Bringing the safari to South Australia
Peter is shining light on the plight of the rhinos.
From butterflies and crocodiles to rhinos and hyenas, Peter Clark’s career spanning nearly 50 years has involved advocating for and working with some of the rarest animals in the world. He’s been bitten by a crocodile, had insects named after him and is now working on bringing the African safari experience to South Australia. Monarto Safari Park is embarking on a $50 million project called Wild Africa, which will see an expansion of 550 hectares, increased animal population, an 80 room hotel and glamping style accommodation along with 20 kilometres of safari track.
"Their horns are worth a lot of money even though they're just keratin, they don't offer any therapeutical or other benefits, they're just fingernails."Peter Clark
The Wild Africa precinct is already underway, with the project expected to be completed sometime in 2022. The development will allow Monarto to continue its work with the Australian Rhino Project, whose mission is to bring African rhinos to Australia to establish an “insurance population” to ensure their survival. The rhino population is under threat because of the black market value of their horns.
Their horns are worth a lot of money even though they're just keratin, they don't offer any therapeutical or other benefits, they're just fingernails. But they're worth up to about 70,000 US dollars a kilogram on the black market, which is more than cocaine," said Peter.
“We want to not only support counter-poaching activities in Africa, but we also want to build up a reasonable-sized insurance population of rhinos in Australia and New Zealand. That's why we started working with the Australian Rhino Project, a group of individuals who are very interested in the same thing.”
The target is to build Monarto’s rhino population to 30-40 white rhinos and ten black rhinos, and Wild Africa is being built to accommodate this. Getting them here is an expensive exercise. Australia’s strict biosecurity laws require quarantining the animals in New Zealand before moving them to a quarantine facility at Monarto.
As one of his favourite animals at the zoo, Peter is passionate about rhino's survival.
“They’re big, and I guess dinosaur-like and helpless. They are a reminder of the megafauna of the past and I think losing them would be very, very sad. It'd be like losing elephants to me, I can't imagine our children not being able to see them,” he said.
Peter grew up in Adelaide, attending St Peter’s College before studying Agriculture at Roseworthy college in 1970, sparking a keen interest in entomology. Roseworthy was an all-boys college at the time, and he describes himself as a young and naïve boy from Adelaide who quickly adjusted to the college lifestyle.

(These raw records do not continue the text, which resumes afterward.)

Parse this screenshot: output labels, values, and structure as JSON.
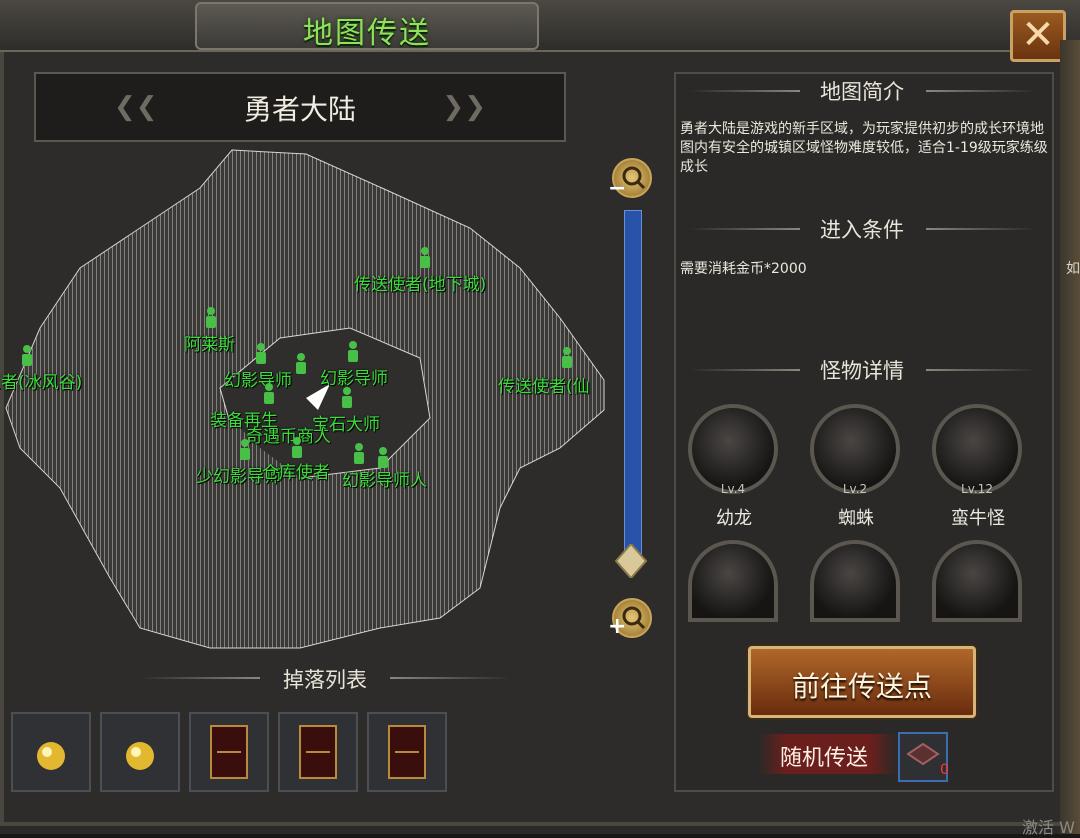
{
  "window": {
    "title": "地图传送",
    "close_glyph": "✕"
  },
  "map": {
    "name": "勇者大陆",
    "npcs": [
      {
        "label": "传送使者(地下城)"
      },
      {
        "label": "阿莱斯"
      },
      {
        "label": "王者(冰风谷)"
      },
      {
        "label": "传送使者(仙"
      },
      {
        "label": "幻影导师"
      },
      {
        "label": "幻影导师"
      },
      {
        "label": "装备再生"
      },
      {
        "label": "宝石大师"
      },
      {
        "label": "奇遇币商人"
      },
      {
        "label": "少幻影导师"
      },
      {
        "label": "仓库使者"
      },
      {
        "label": "幻影导师人"
      }
    ]
  },
  "drops": {
    "title": "掉落列表",
    "items": [
      {
        "icon": "gold-orb"
      },
      {
        "icon": "gold-orb"
      },
      {
        "icon": "book"
      },
      {
        "icon": "book"
      },
      {
        "icon": "book"
      }
    ]
  },
  "info": {
    "intro_title": "地图简介",
    "intro_text": "勇者大陆是游戏的新手区域，为玩家提供初步的成长环境地图内有安全的城镇区域怪物难度较低，适合1-19级玩家练级成长",
    "cond_title": "进入条件",
    "cond_text": "需要消耗金币*2000",
    "monster_title": "怪物详情",
    "monsters": [
      {
        "name": "幼龙",
        "level": "Lv.4"
      },
      {
        "name": "蜘蛛",
        "level": "Lv.2"
      },
      {
        "name": "蛮牛怪",
        "level": "Lv.12"
      },
      {
        "name": "",
        "level": ""
      },
      {
        "name": "",
        "level": ""
      },
      {
        "name": "",
        "level": ""
      }
    ]
  },
  "actions": {
    "go_label": "前往传送点",
    "random_label": "随机传送",
    "random_count": "0"
  },
  "misc": {
    "corner_text": "激活 W",
    "edge_text": "如"
  }
}
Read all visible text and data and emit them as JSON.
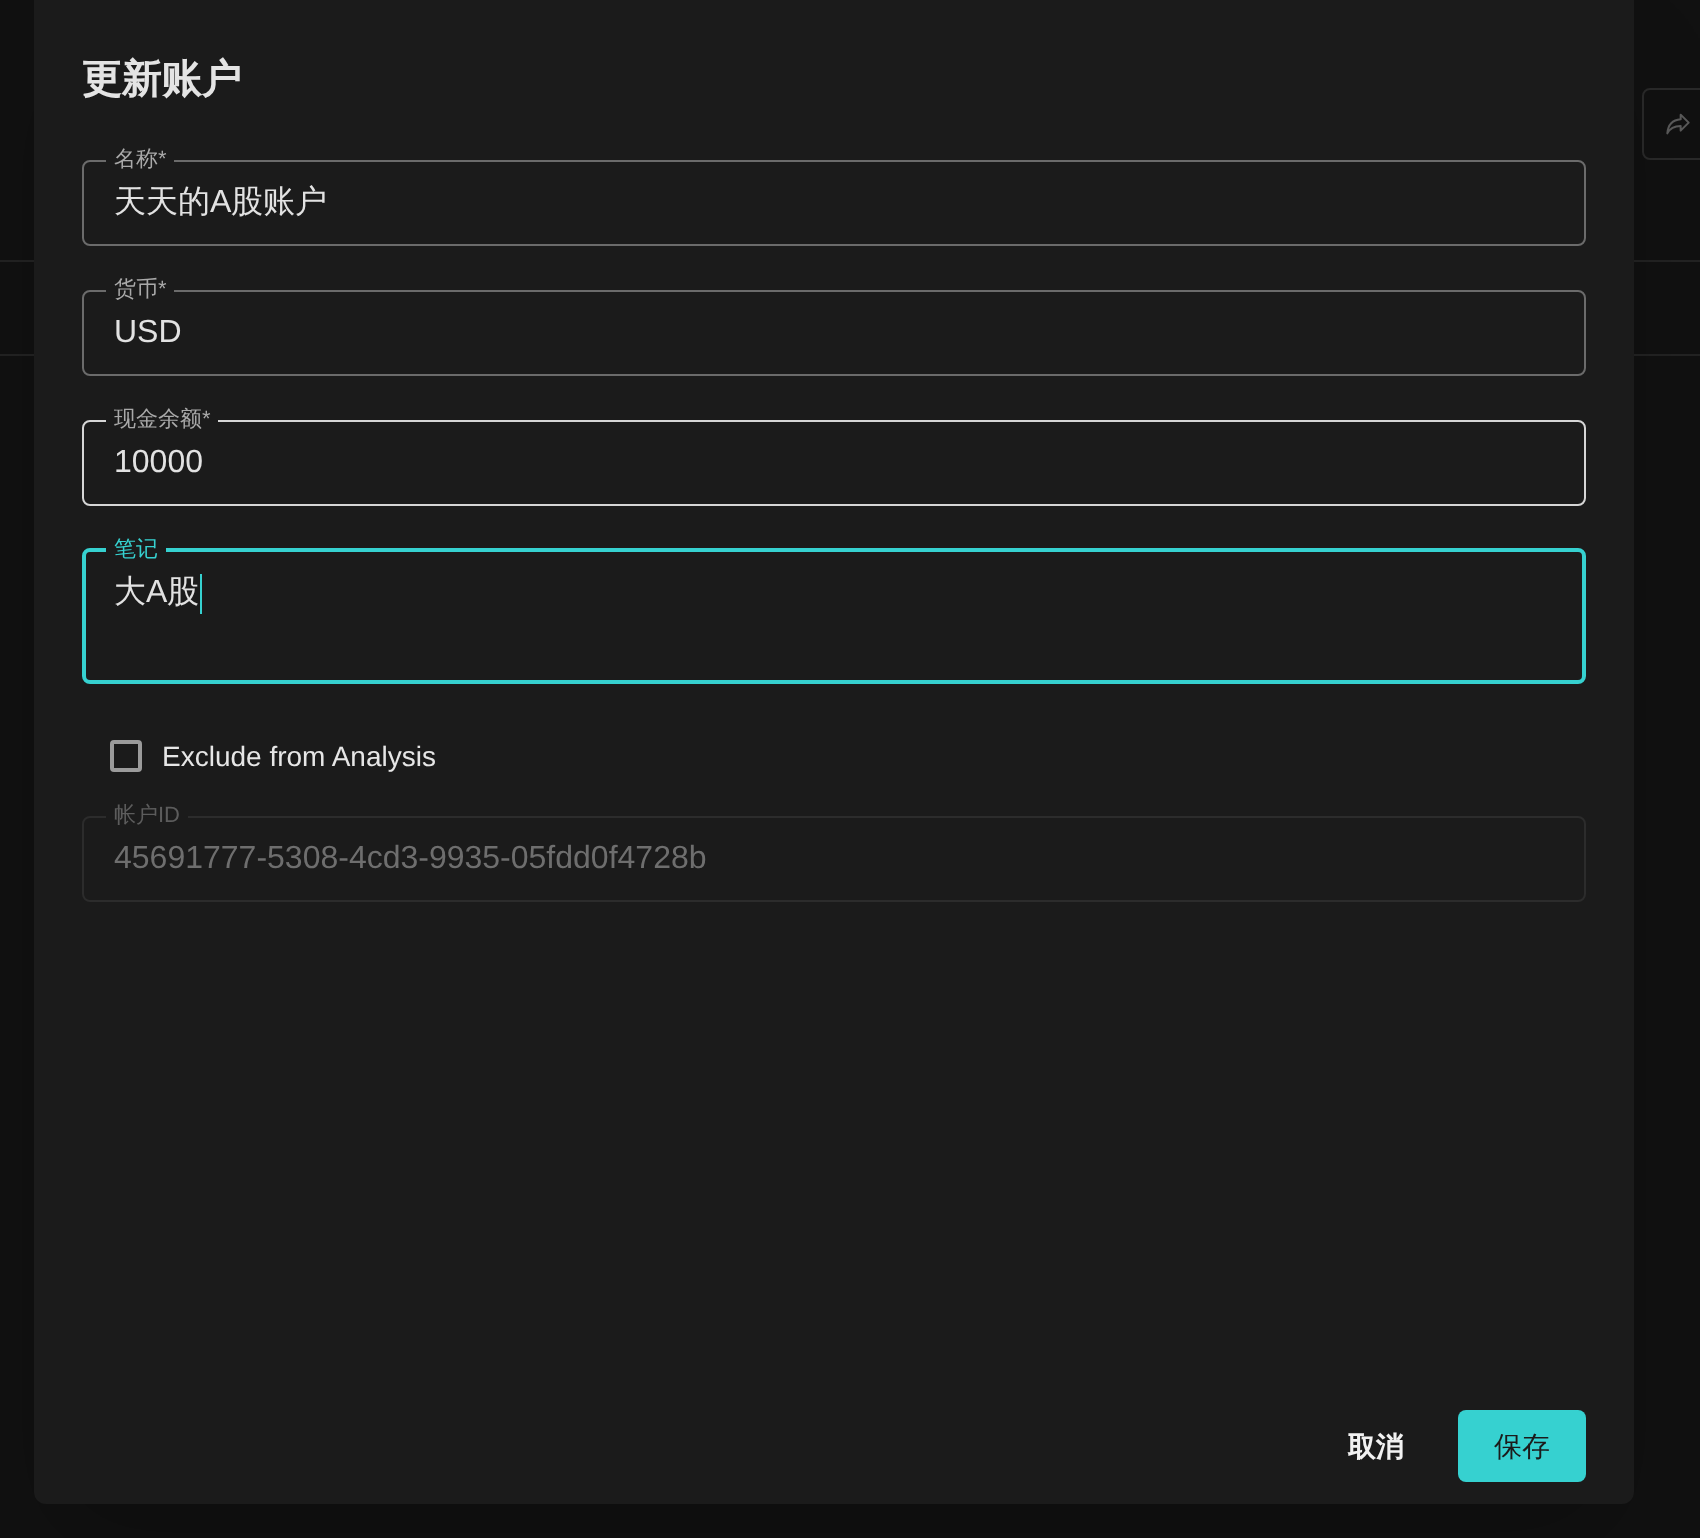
{
  "dialog": {
    "title": "更新账户"
  },
  "form": {
    "items": [
      {
        "kind": "text",
        "label": "名称*",
        "value": "天天的A股账户",
        "focused": false,
        "hovered": false,
        "disabled": false
      },
      {
        "kind": "text",
        "label": "货币*",
        "value": "USD",
        "focused": false,
        "hovered": false,
        "disabled": false
      },
      {
        "kind": "text",
        "label": "现金余额*",
        "value": "10000",
        "focused": false,
        "hovered": true,
        "disabled": false
      },
      {
        "kind": "multiline",
        "label": "笔记",
        "value": "大A股",
        "focused": true,
        "hovered": false,
        "disabled": false
      },
      {
        "kind": "checkbox",
        "label": "Exclude from Analysis",
        "checked": false
      },
      {
        "kind": "text",
        "label": "帐户ID",
        "value": "45691777-5308-4cd3-9935-05fdd0f4728b",
        "focused": false,
        "hovered": false,
        "disabled": true
      }
    ]
  },
  "buttons": [
    {
      "label": "取消",
      "kind": "text"
    },
    {
      "label": "保存",
      "kind": "primary"
    }
  ]
}
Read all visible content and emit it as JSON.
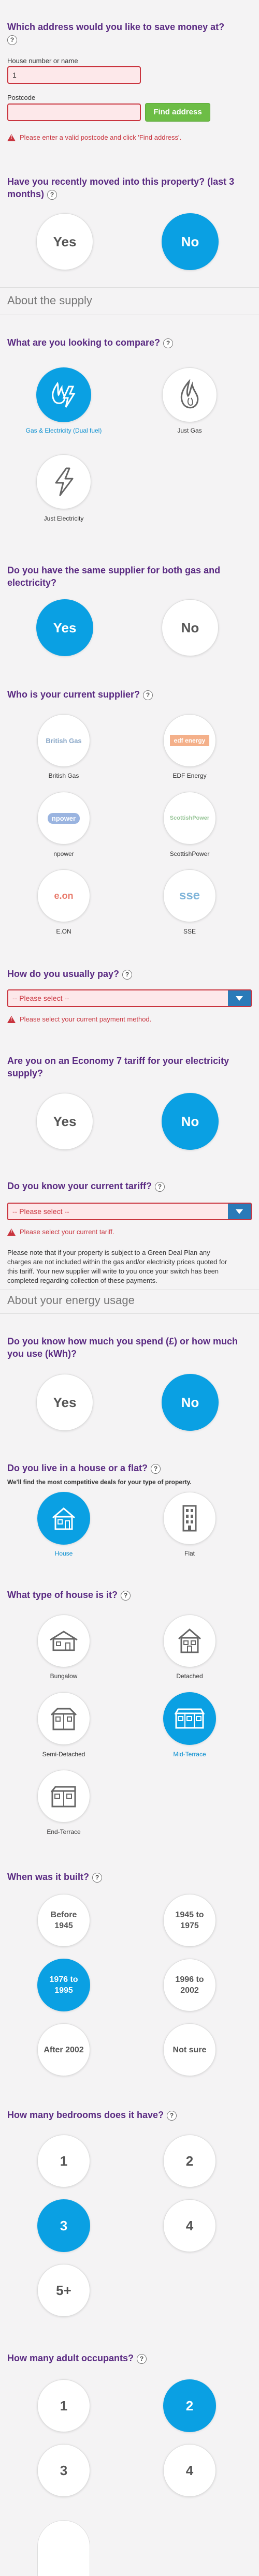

“There was a lot of college spirit there because everybody followed sports and lived together. There were 11 pubs around Roseworthy between Gawler and surrounds. So it was an interesting time,” he said.
Following his degree, Peter’s first job was with the Australian Government as an Agricultural Advisor based in Papua New Guinea. It wasn’t long before his fascination with insects steered him in a different direction.
“Even though I went to New Guinea with the Australian government as an agricultural advisor, I got really involved with insects because New Guinea is mecca for insects. The biggest insects, the biggest butterflies, the longest stick insect, the biggest beetles – so I soon got into collecting them,” he said.
Peter would visit village communities, advising on crops like coffee, cocoa and rice, and he would use these trips to collect insects.
After a period in crocodile farming, and yes, he was bitten once after a failed attempt to get a band around its mouth, it was butterflies that captured his attention. His aim was to create butterfly farms that could provide locals with an alternative source of income.
"It was one alternative to village people having to chop down their forests. The idea, as far-fetched as it might seem, was to set up a handful of businesses that could compete with the revenue that logging gave to people in the village.
“Monarto is growing pretty quickly. It's the largest area zoo in Australasia. In fact, every other zoo in Australia and New Zealand fits into Monarto with room to spare.”Peter Clark
The result was an Insect Farming and Trading Agency that operated for 25 years with approximately 2,000 villagers working for them across the country in the different provinces.
“We would keep up to 300,000 insects in stock which we marketed to dealers overseas. New Guinea insects were highly collectible and top of the list were the Birdwing butterflies. These are absolutely magnificent. The biggest I measured in the wild was 33 centimetres across,” he said.
Peter also started working with wildlife and protected species, which led to a partnership with the University of Technology in Lae to set up a zoo called the Rainforest Habitat.
After 30 years in Papua New Guinea, Peter finally returned to Adelaide in 2003 to take up a position as the first curator at Monarto, before becoming the Director, a position created a few years ago when the zoo began to expand rapidly.
"Monarto is growing pretty quickly. It's the largest area zoo in Australasia. In fact, every other zoo in Australia and New Zealand fits into Monarto with room to spare."
More recently the zoo experienced the challenges of COVID-19 and forced closures.
“Like everybody, we struggled. We tried to keep as many people as we could but we probably had to lay off half our front-of-house people for a while. Job keeper helped a lot, but we still had animals to look after. The State Government has been really supportive, so has the Federal Government. Since we've reopened again, we've also had tremendous support from the public. It has all made a difference.”